The above true story is a stark example of how we, despite being aware of the obviously undesirable and probably, life-threatening consequence, still greedily pursue worldly enjoyments, often ignoring and brushing aside the danger that might follow. This situation is well described by Venerable YinShun, in his book, The Way to Buddhahood, “. . . a person carelessly falls into an old, dry well. Luckily he grabs hold of a withered vine in the well so that he does not fall to the bottom. . . . In desperate circumstances, he looks up and sees some honey on the vine. He sticks out his tongue to lick the honey and forgets everything. While enjoying the sweet honey, he even forgets that a swarm of bees may sting him.”

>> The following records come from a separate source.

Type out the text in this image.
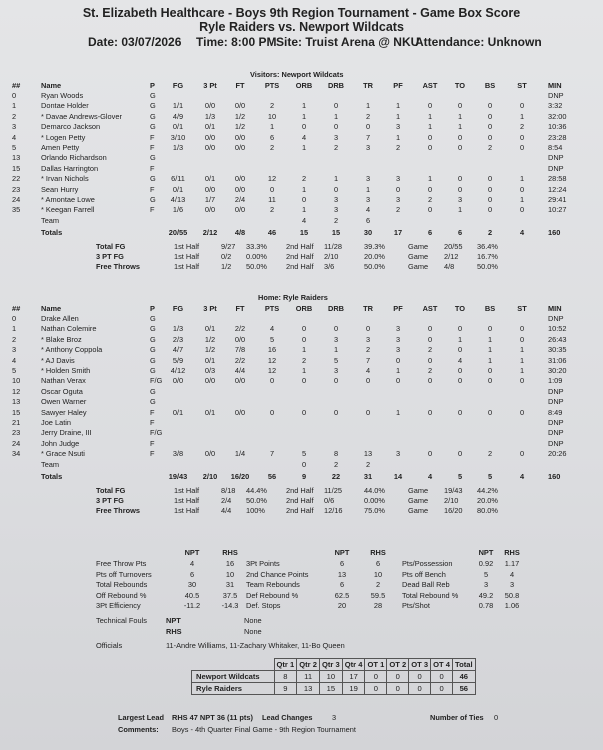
St. Elizabeth Healthcare - Boys 9th Region Tournament - Game Box Score
Ryle Raiders vs. Newport Wildcats
Date: 03/07/2026 Time: 8:00 PM Site: Truist Arena @ NKU
Attendance: Unknown
Visitors: Newport Wildcats
Home: Ryle Raiders
Technical Fouls	NPT	None
RHS	None
Officials	11-Andre Williams, 11-Zachary Whitaker, 11-Bo Queen
	Qtr 1	Qtr 2	Qtr 3	Qtr 4	OT 1	OT 2	OT 3	OT 4	Total
Newport Wildcats	8	11	10	17	0	0	0	0	46
Ryle Raiders	9	13	15	19	0	0	0	0	56
Largest Lead RHS 47 NPT 36 (11 pts) Lead Changes	3	Number of Ties 0
Comments: Boys - 4th Quarter Final Game - 9th Region Tournament
##	Name	P	FG	3 Pt	FT	PTS	ORB	DRB	TR	PF	AST	TO	BS	ST	MIN
0	Ryan Woods	G	DNP
1	Dontae Holder	G	1/1	0/0	0/0	2	1	0	1	1	0	0	0	0	3:32
2	* Davae Andrews-Glover	G	4/9	1/3	1/2	10	1	1	2	1	1	1	0	1	32:00
3	Demarco Jackson	G	0/1	0/1	1/2	1	0	0	0	3	1	1	0	2	10:36
4	* Logen Petty	F	3/10	0/0	0/0	6	4	3	7	1	0	0	0	0	23:28
5	Amen Petty	F	1/3	0/0	0/0	2	1	2	3	2	0	0	2	0	8:54
13	Orlando Richardson	G	DNP
15	Dallas Harrington	F	DNP
22	* Irvan Nichols	G	6/11	0/1	0/0	12	2	1	3	3	1	0	0	1	28:58
23	Sean Hurry	F	0/1	0/0	0/0	0	1	0	1	0	0	0	0	0	12:24
24	* Amontae Lowe	G	4/13	1/7	2/4	11	0	3	3	3	2	3	0	1	29:41
35	* Keegan Farrell	F	1/6	0/0	0/0	2	1	3	4	2	0	1	0	0	10:27
Team	4	2	6
Totals	20/55	2/12	4/8	46	15	15	30	17	6	6	2	4	160
Total FG	1st Half	9/27 33.3%	2nd Half 11/28	39.3%	Game 20/55 36.4%
3 PT FG	1st Half	0/2 0.00%	2nd Half 2/10	20.0%	Game 2/12	16.7%
Free Throws	1st Half	1/2 50.0%	2nd Half 3/6	50.0%	Game 4/8	50.0%
##	Name	P	FG	3 Pt	FT	PTS	ORB	DRB	TR	PF	AST	TO	BS	ST	MIN
0	Drake Allen	G	DNP
1	Nathan Colemire	G	1/3	0/1	2/2	4	0	0	0	3	0	0	0	0	10:52
2	* Blake Broz	G	2/3	1/2	0/0	5	0	3	3	3	0	1	1	0	26:43
3	* Anthony Coppola	G	4/7	1/2	7/8	16	1	1	2	3	2	0	1	1	30:35
4	* AJ Davis	G	5/9	0/1	2/2	12	2	5	7	0	0	4	1	1	31:06
5	* Holden Smith	G	4/12	0/3	4/4	12	1	3	4	1	2	0	0	1	30:20
10	Nathan Verax	F/G	0/0	0/0	0/0	0	0	0	0	0	0	0	0	0	1:09
12	Oscar Oguta	G	DNP
13	Owen Warner	G	DNP
15	Sawyer Haley	F	0/1	0/1	0/0	0	0	0	0	1	0	0	0	0	8:49
21	Joe Latin	F	DNP
23	Jerry Draine, III	F/G	DNP
24	John Judge	F	DNP
34	* Grace Nsuti	F	3/8	0/0	1/4	7	5	8	13	3	0	0	2	0	20:26
Team	0	2	2
Totals	19/43	2/10	16/20	56	9	22	31	14	4	5	5	4	160
Total FG	1st Half	8/18 44.4%	2nd Half 11/25	44.0%	Game 19/43 44.2%
3 PT FG	1st Half	2/4 50.0%	2nd Half 0/6	0.00%	Game 2/10	20.0%
Free Throws	1st Half	4/4 100%	2nd Half 12/16	75.0%	Game 16/20 80.0%
NPT	RHS
Free Throw Pts	4	16
Pts off Turnovers	6	10
Total Rebounds	30	31
Off Rebound %	40.5	37.5
3Pt Efficiency	-11.2	-14.3
NPT	RHS
3Pt Points	6	6
2nd Chance Points	13	10
Team Rebounds	6	2
Def Rebound %	62.5	59.5
Def. Stops	20	28
NPT	RHS
Pts/Possession	0.92	1.17
Pts off Bench	5	4
Dead Ball Reb	3	3
Total Rebound %	49.2	50.8
Pts/Shot	0.78	1.06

An example of a common situation of this in our daily life is, when we are coughing and having a dry throat, we are aware that we might get a sore throat if we take deep fried foods. And yet, to satisfy our craving for that delicious fried chicken drumstick, we still choose to eat it and get a sore throat the next day. So the fried chicken drumstick is the honey, enjoying this piece of fried food is the licking of the honey and forgetting about the unpleasant consequence of getting a sore throat, represents the situation of being stung by the bees. Venerable YinShun guided us, “But if they observed how worldly pleasures are not ultimate and often have bitter consequences – like honey on a blade – their attachments to worldly pleasures might decline. . .” We can still enjoy life, after all we worked very hard for ourselves and our families, but we can develop discipline by not over-indulging in pleasures of life, which feeds our roots of greed, and importantly, we avoid enjoyments that might bring harm to ourselves. When we plan for our holiday trips, we can steer clear of tourist places that are prone to terrorist attacks and aggressive rioting. If we have existing medical conditions, we cut down on consumption of foods that aggravate our health. These are some choices that we can make which are within our control. At times, the lure of attractions are so strong that we need to recall Venerable YinShun’s reminder: ‘Honey on a blade’, with Right Understanding and discipline, we do not go after desires that bring harm to ourselves. By avoiding the possible dangers from worldly enjoyments, we are taking good care of ourselves. For this mind cultivation, we rely on our body as the basis of support to practice. The importance of our body for Dharma practice is like a tree of support, as beautifully described by Venerable ShenXiu in his stanza: “The body is the tree of enlightenment, And the mind is like a bright mirror stand, Always cleanse them diligently, And not let dust fall on them.”
Ultimately our practice is directed towards the cultivation of our minds, which is to attain a Bodhi mind.